The remaining 46 patients proceeded to treatment with the PD-1 inhibitor pembrolizumab (Keytruda). Of them, 13 (28%) responded. Before treatment, three immune markers were slightly elevated in responders compared to nonresponders, but values overlapped the two groups. “Profound and highly statistically significant” differences between responders and nonresponders were found in nearly all of the 12 immune markers in the early anti–PD-1 on-treatment biopsies. .

The team’s findings have implications for treatment and further research to understand how melanoma responds to or resists treatment. “We could start by treating with anti–PD-1, do an early on-treatment biopsy and, based on that, either continue or add ipilimumab or another agent,” Dr. Wargo said. Such a strategy has the potential to more accurately apply these drugs to patients who will benefit and avoid the cost and potential side effects for those who won’t.

Gene Profiling Identifies Resistance Mechanisms

The gene-expression panel turned up significant differences between responders and nonresponders only at the on-treatment biopsy for anti–PD-1. Significant differences were found in 411 differentially expressed genes in responders.

Most differences involved increased expression in the responding patients of genes involved in immune response.

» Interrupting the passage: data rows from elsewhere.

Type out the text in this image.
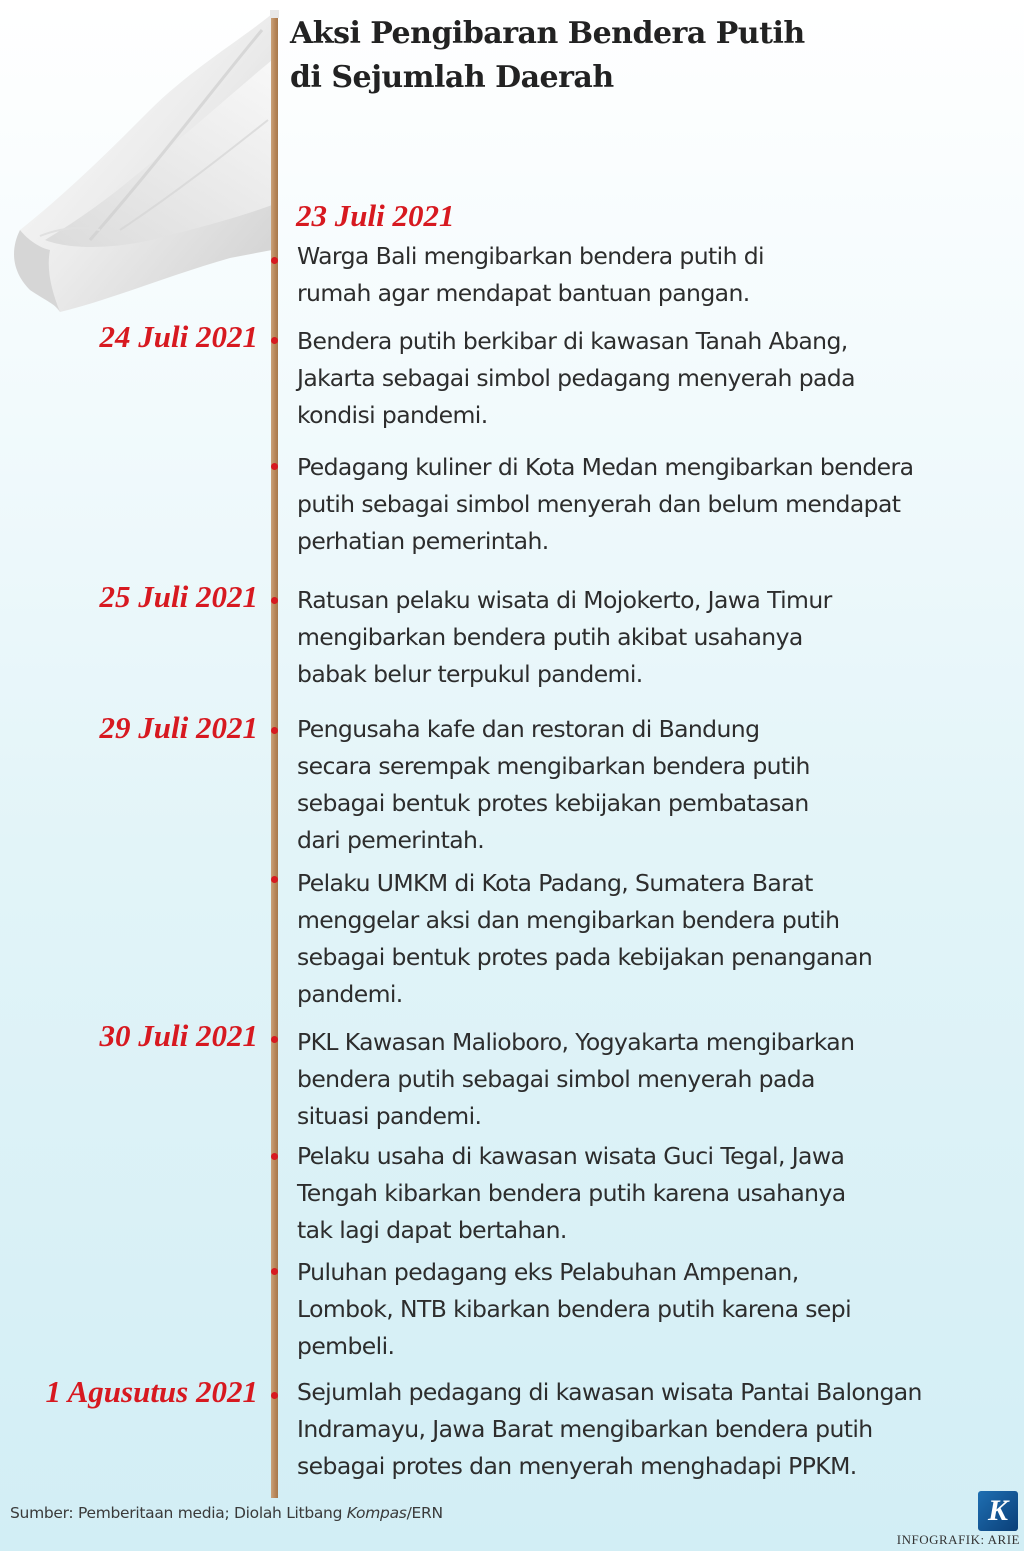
Aksi Pengibaran Bendera Putih
di Sejumlah Daerah
23 Juli 2021
24 Juli 2021
25 Juli 2021
29 Juli 2021
30 Juli 2021
1 Agusutus 2021
Warga Bali mengibarkan bendera putih di
rumah agar mendapat bantuan pangan.
Bendera putih berkibar di kawasan Tanah Abang,
Jakarta sebagai simbol pedagang menyerah pada
kondisi pandemi.
Pedagang kuliner di Kota Medan mengibarkan bendera
putih sebagai simbol menyerah dan belum mendapat
perhatian pemerintah.
Ratusan pelaku wisata di Mojokerto, Jawa Timur
mengibarkan bendera putih akibat usahanya
babak belur terpukul pandemi.
Pengusaha kafe dan restoran di Bandung
secara serempak mengibarkan bendera putih
sebagai bentuk protes kebijakan pembatasan
dari pemerintah.
Pelaku UMKM di Kota Padang, Sumatera Barat
menggelar aksi dan mengibarkan bendera putih
sebagai bentuk protes pada kebijakan penanganan
pandemi.
PKL Kawasan Malioboro, Yogyakarta mengibarkan
bendera putih sebagai simbol menyerah pada
situasi pandemi.
Pelaku usaha di kawasan wisata Guci Tegal, Jawa
Tengah kibarkan bendera putih karena usahanya
tak lagi dapat bertahan.
Puluhan pedagang eks Pelabuhan Ampenan,
Lombok, NTB kibarkan bendera putih karena sepi
pembeli.
Sejumlah pedagang di kawasan wisata Pantai Balongan
Indramayu, Jawa Barat mengibarkan bendera putih
sebagai protes dan menyerah menghadapi PPKM.
Sumber: Pemberitaan media; Diolah Litbang Kompas/ERN	K
INFOGRAFIK: ARIE
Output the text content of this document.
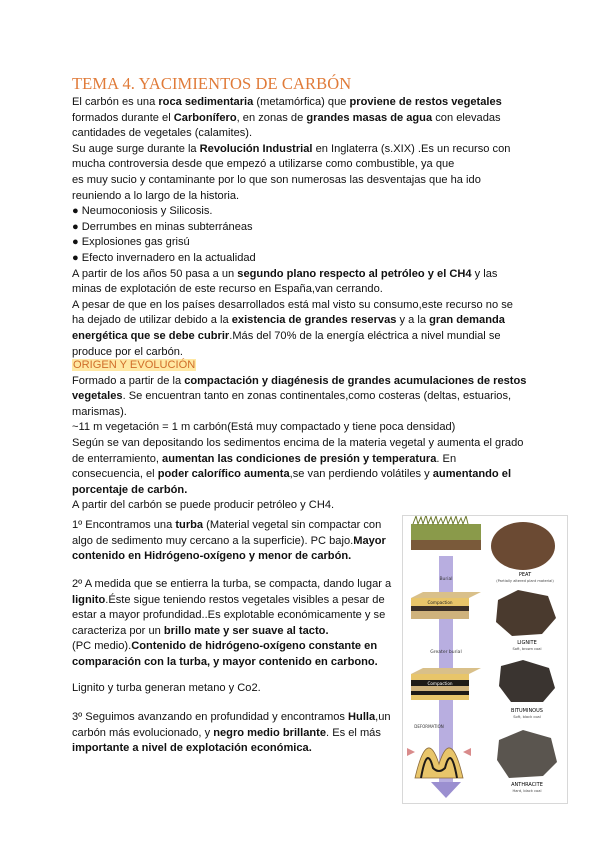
TEMA 4. YACIMIENTOS DE CARBÓN
El carbón es una roca sedimentaria (metamórfica) que proviene de restos vegetales
formados durante el Carbonífero, en zonas de grandes masas de agua con elevadas
cantidades de vegetales (calamites).
Su auge surge durante la Revolución Industrial en Inglaterra (s.XIX) .Es un recurso con
mucha controversia desde que empezó a utilizarse como combustible, ya que
es muy sucio y contaminante por lo que son numerosas las desventajas que ha ido
reuniendo a lo largo de la historia.
● Neumoconiosis y Silicosis.
● Derrumbes en minas subterráneas
● Explosiones gas grisú
● Efecto invernadero en la actualidad
A partir de los años 50 pasa a un segundo plano respecto al petróleo y el CH4 y las
minas de explotación de este recurso en España,van cerrando.
A pesar de que en los países desarrollados está mal visto su consumo,este recurso no se
ha dejado de utilizar debido a la existencia de grandes reservas y a la gran demanda
energética que se debe cubrir.Más del 70% de la energía eléctrica a nivel mundial se
produce por el carbón.
ORIGEN Y EVOLUCIÓN
Formado a partir de la compactación y diagénesis de grandes acumulaciones de restos
vegetales. Se encuentran tanto en zonas continentales,como costeras (deltas, estuarios,
marismas).
~11 m vegetación = 1 m carbón(Está muy compactado y tiene poca densidad)
Según se van depositando los sedimentos encima de la materia vegetal y aumenta el grado
de enterramiento, aumentan las condiciones de presión y temperatura. En
consecuencia, el poder calorífico aumenta,se van perdiendo volátiles y aumentando el
porcentaje de carbón.
A partir del carbón se puede producir petróleo y CH4.
1º Encontramos una turba (Material vegetal sin compactar con
algo de sedimento muy cercano a la superficie). PC bajo.Mayor
contenido en Hidrógeno-oxígeno y menor de carbón.
2º A medida que se entierra la turba, se compacta, dando lugar a
lignito.Éste sigue teniendo restos vegetales visibles a pesar de
estar a mayor profundidad..Es explotable económicamente y se
caracteriza por un brillo mate y ser suave al tacto.
(PC medio).Contenido de hidrógeno-oxígeno constante en
comparación con la turba, y mayor contenido en carbono.
Lignito y turba generan metano y Co2.
3º Seguimos avanzando en profundidad y encontramos Hulla,un
carbón más evolucionado, y negro medio brillante. Es el más
importante a nivel de explotación económica.
PEAT
(Partially altered plant material)
Burial
Compaction
LIGNITE
Soft, brown coal
Greater burial
Compaction
BITUMINOUS
Soft, black coal
DEFORMATION
ANTHRACITE
Hard, black coal
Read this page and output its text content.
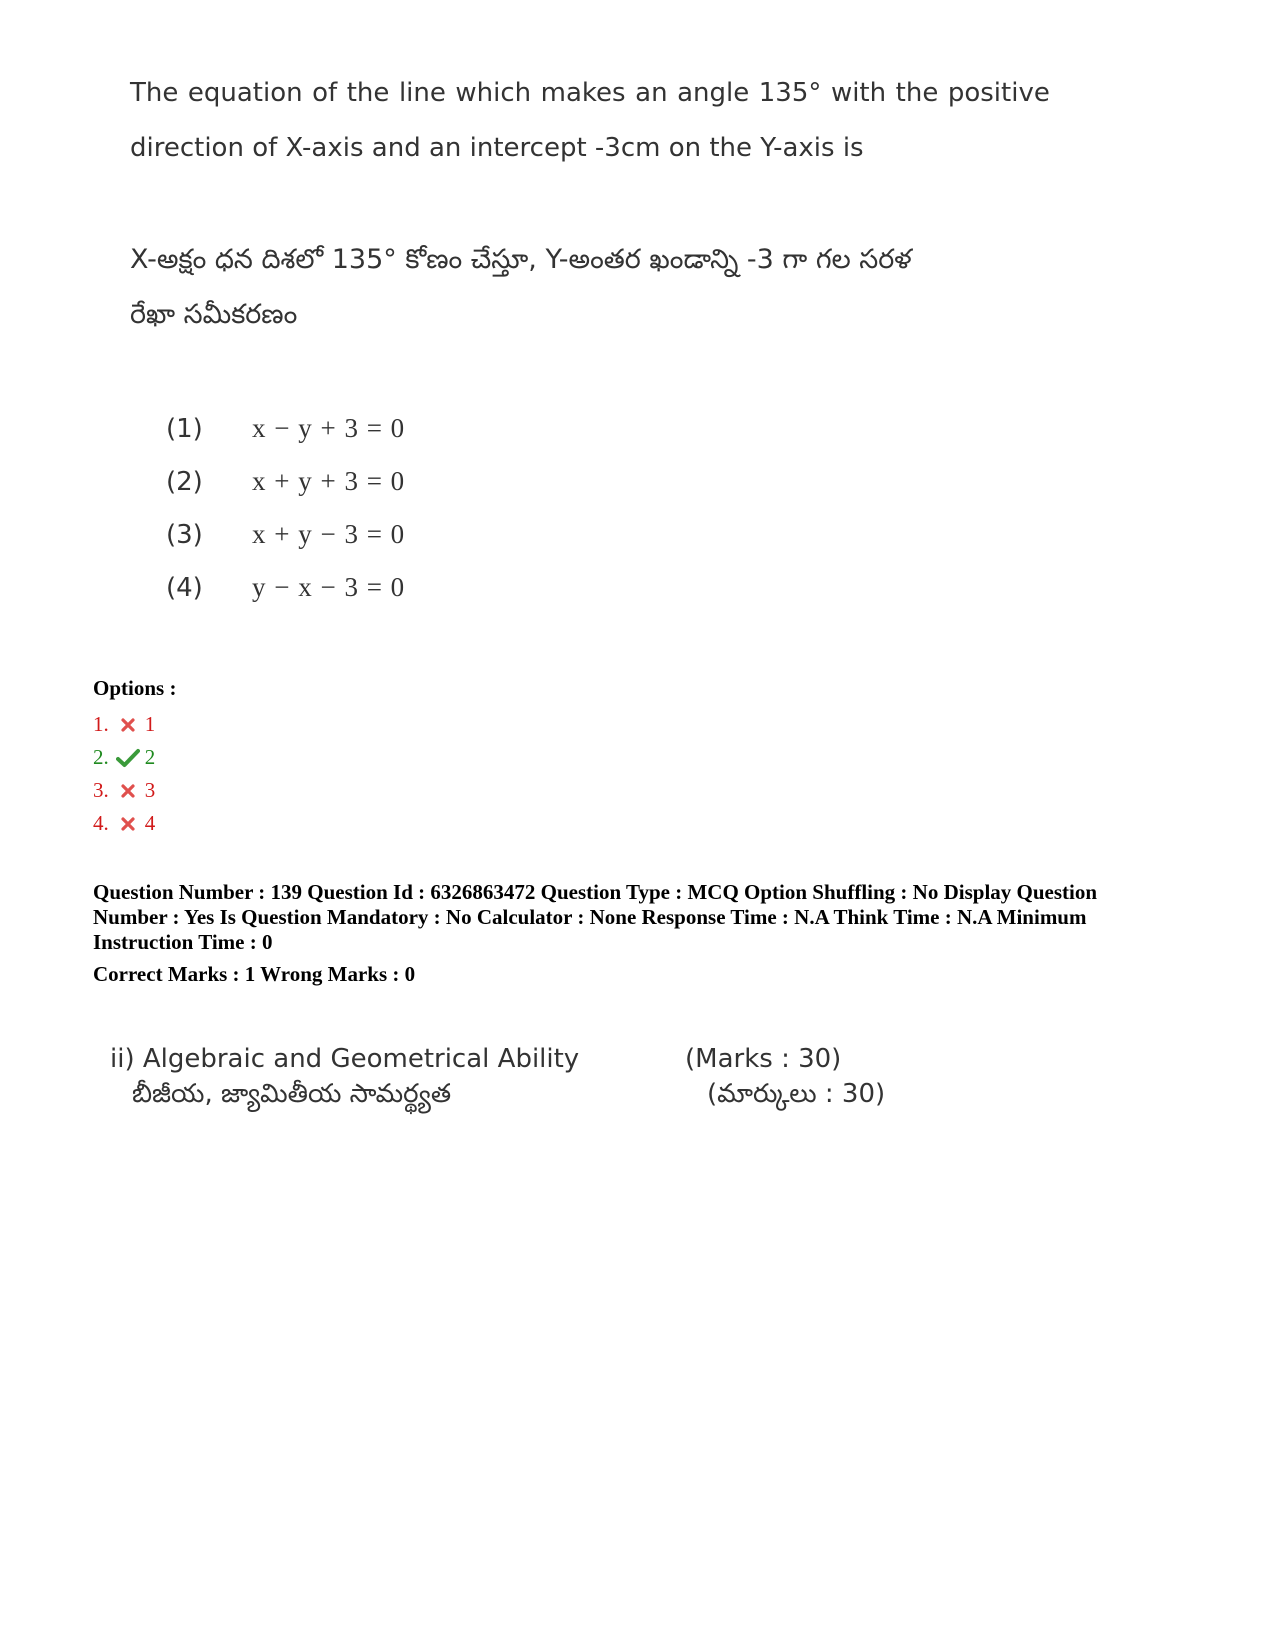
The equation of the line which makes an angle 135° with the positive
direction of X-axis and an intercept -3cm on the Y-axis is
X-అక్షం ధన దిశలో 135° కోణం చేస్తూ, Y-అంతర ఖండాన్ని -3 గా గల సరళ
రేఖా సమీకరణం
(1)	x − y + 3 = 0
(2)	x + y + 3 = 0
(3)	x + y − 3 = 0
(4)	y − x − 3 = 0
Options :
1. 1
2. 2
3. 3
4. 4
Question Number : 139 Question Id : 6326863472 Question Type : MCQ Option Shuffling : No Display Question
Number : Yes Is Question Mandatory : No Calculator : None Response Time : N.A Think Time : N.A Minimum
Instruction Time : 0
Correct Marks : 1 Wrong Marks : 0
ii) Algebraic and Geometrical Ability	(Marks : 30)
బీజీయ, జ్యామితీయ సామర్థ్యత	(మార్కులు : 30)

Only six genes were lower in responders, including vascular endothelial growth factor (VEGF). This suggests a targetable mechanism for resistance to treatment, Dr. Wargo said. Anti–PD-1 therapy is being tested with VEGF inhibitors in clinical trials now.

Potential mechanisms of therapeutic resistance to PD-1–based therapy were also identified through defects in interferon signaling and altered antigen processing and presentation. ■

Reference

1. Chen PL, et al: Cancer Discov 8:827-837, 2016.